Eine Kolumne von
Mario Heinke,
erschienen im xyzittau Stadtmagazin 2019
Ich bin überzeugter Bockwurstesser. Dafür gibt es neben meiner Herkunft auch andere Gründe. So lässt sich eine Bockwurst unbeschadet essen. Ich muss mich nach dem Essen nicht umziehen, wie das beim Döner passieren kann, wenn die weiße Knoblauchsoße orientalische Muster auf dem T-Shirt hinterlässt. Auch fettige Finger, die beim Bratwurstessen zwangsläufig anfallen, bleiben mir erspart. Bekomme ich zur knackigen Bockwurst aus dem heißen Wasserbad, Bautzener Senf und ein frisches Brötchen gereicht, das eine Backstube von innen gesehen hat, gibt es eigentlich nichts mehr, was den Genuss noch toppen könnte. Leider gibt es landauf, landab immer weniger Imbissbuden, die Bockwurst anbieten.

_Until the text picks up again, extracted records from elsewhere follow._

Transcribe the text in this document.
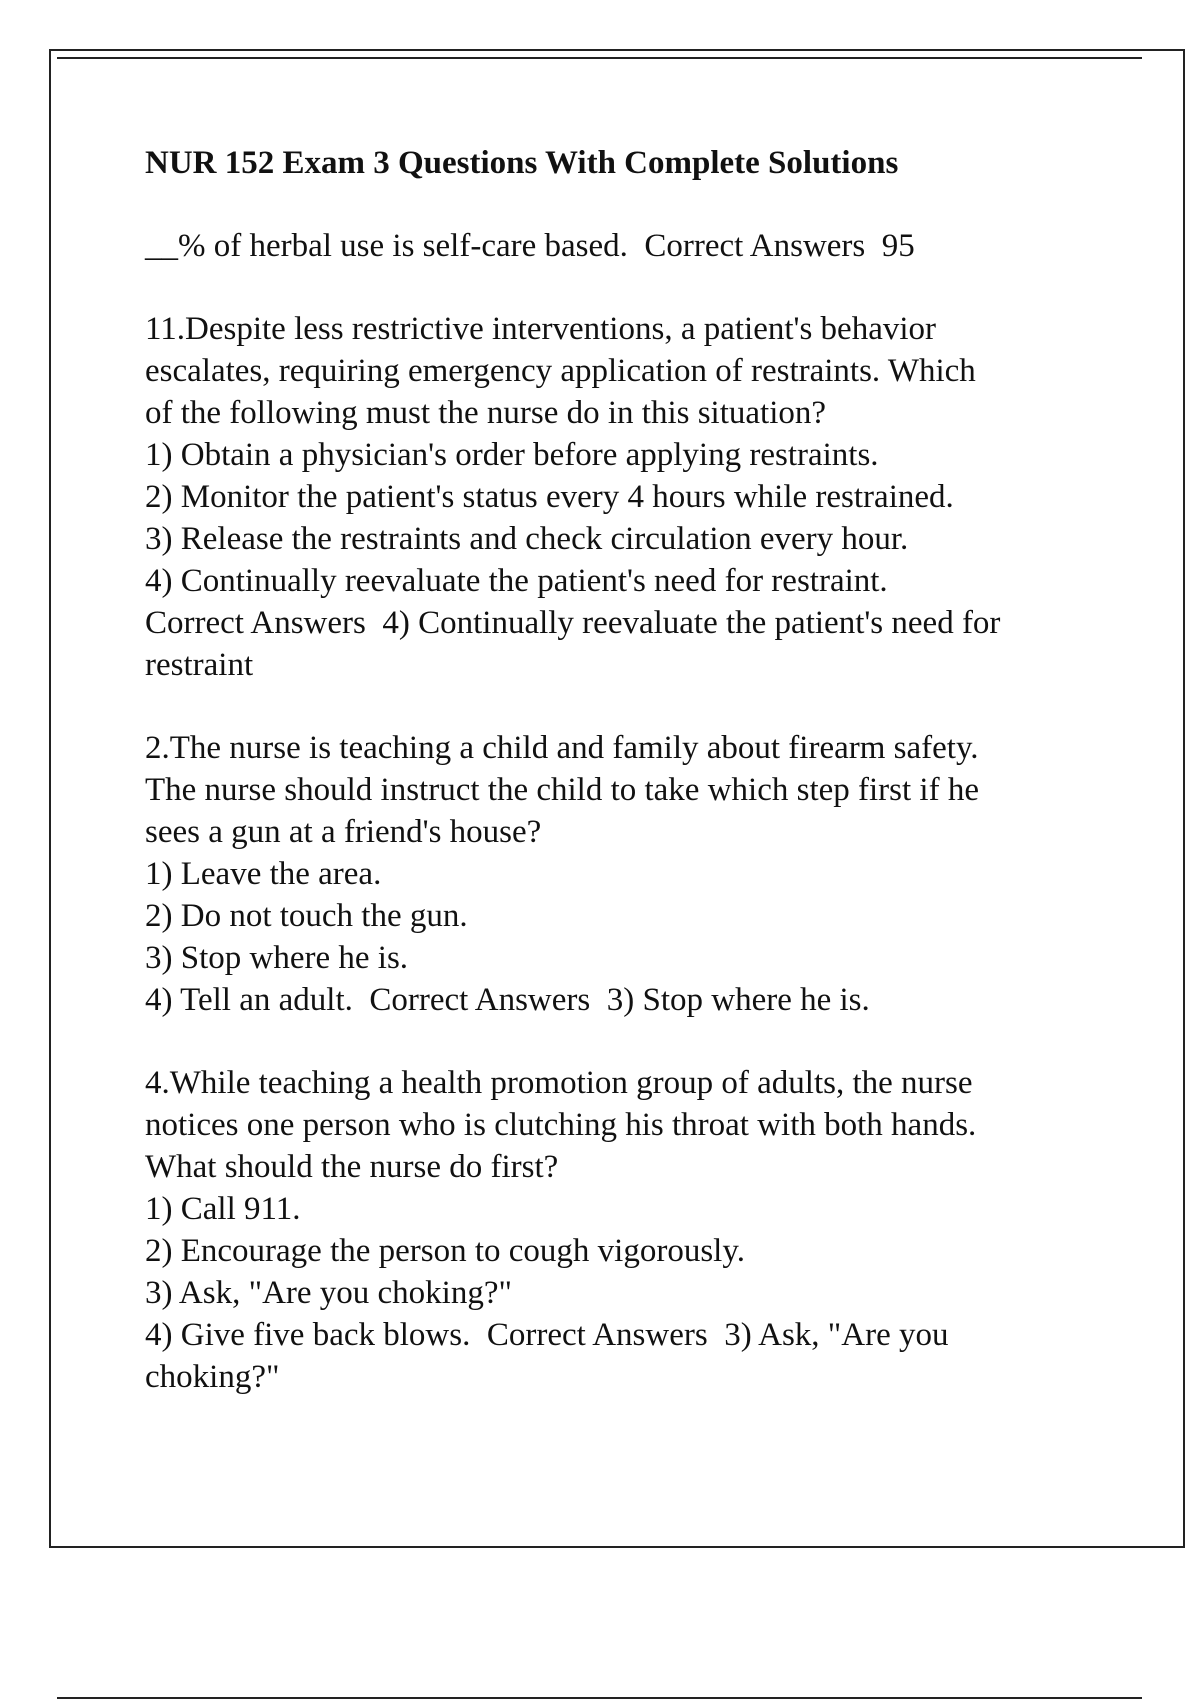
NUR 152 Exam 3 Questions With Complete Solutions
__% of herbal use is self-care based.  Correct Answers  95
11.Despite less restrictive interventions, a patient's behavior
escalates, requiring emergency application of restraints. Which
of the following must the nurse do in this situation?
1) Obtain a physician's order before applying restraints.
2) Monitor the patient's status every 4 hours while restrained.
3) Release the restraints and check circulation every hour.
4) Continually reevaluate the patient's need for restraint.
Correct Answers  4) Continually reevaluate the patient's need for
restraint
2.The nurse is teaching a child and family about firearm safety.
The nurse should instruct the child to take which step first if he
sees a gun at a friend's house?
1) Leave the area.
2) Do not touch the gun.
3) Stop where he is.
4) Tell an adult.  Correct Answers  3) Stop where he is.
4.While teaching a health promotion group of adults, the nurse
notices one person who is clutching his throat with both hands.
What should the nurse do first?
1) Call 911.
2) Encourage the person to cough vigorously.
3) Ask, "Are you choking?"
4) Give five back blows.  Correct Answers  3) Ask, "Are you
choking?"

Die kulinarische Vielfalt im DDR-Imbiss-Sortiment war bekanntlich überschaubar. Neben Bouletten, Schaschlik, Ket- und Bratwurst gab es immer und überall Bockwurst zum Einheitspreis von 85 Pfennig
– in der Kantine bereits zum Frühstück, in der Mensa, im Speisesaal des volkseigenen Betriebes und bei jeder Art von Feiern. Die Zeitung „Die Welt“ bezeichnete in einem Artikel über die
Bockwurst im Allgemeinen und Besonderen die untergegangene DDR als „Nation der Bockwurst-Esser“. Mangels hochwertiger Küchentechnik nutzte man im real existierenden Sozialismus auch einfach mal
eine WM 66, die bekannteste Waschmaschine des Ostens, zur Erwärmung des Grundnahrungsmittels. Die Art der Erwärmung, im Wasserbad bei 70-80 Grad Celsius, spielt jedoch auch in der
bundesrepublikanischen Marktwirtschaft der Gegenwart eine gewichtige Rolle für die Qualität des Endproduktes.
Deshalb aufgepasst: Sollten Sie vorhaben eine heiße Bockwurst beim Fleischer für den sofortigen Verzehr zu erwerben, dann achten Sie darauf, dass die Wurst aus dem heißen Wasserbad kommt. Nimmt
die Fleischereifachverkäuferin eine kalte Bockwurst aus der Auslage, um diese aufzuwärmen, sollten Sie den Kauf sofort abbrechen. Warum? Weil die Verkäuferin erfahrungsgemäß die Bockwurst im
Hinterzimmer in die Mikrowelle steckt. Die Wurst ist nach der Mikrowellenbehandlung meistens lauwarm, aber immer labbrig und schmeckt wie ein Stück alter Gummi. Eine Erfahrung, auf die Sie
getrost verzichten können. Da ist es besser die kalte Wurst zuhause im Topf zu erwärmen.
Empfehlen kann ich die beiden Bockwurstanbieter auf dem Wochenmarkt in Zittau, deren Produktqualität ich wöchentlich abwechselnd teste. Auch der direkte Vergleich ist ein Kinderspiel, denn
praktischerweise stehen sich die beiden Verkaufswagen vor dem Marsbrunnen direkt gegenüber. Mein Appell an Marktbetreiber und Veranstalter lautet: „Rettet die Bockwurst!“ Vielfalt ist schön,
funktioniert aber nur, wenn man seine Wurzeln kennt.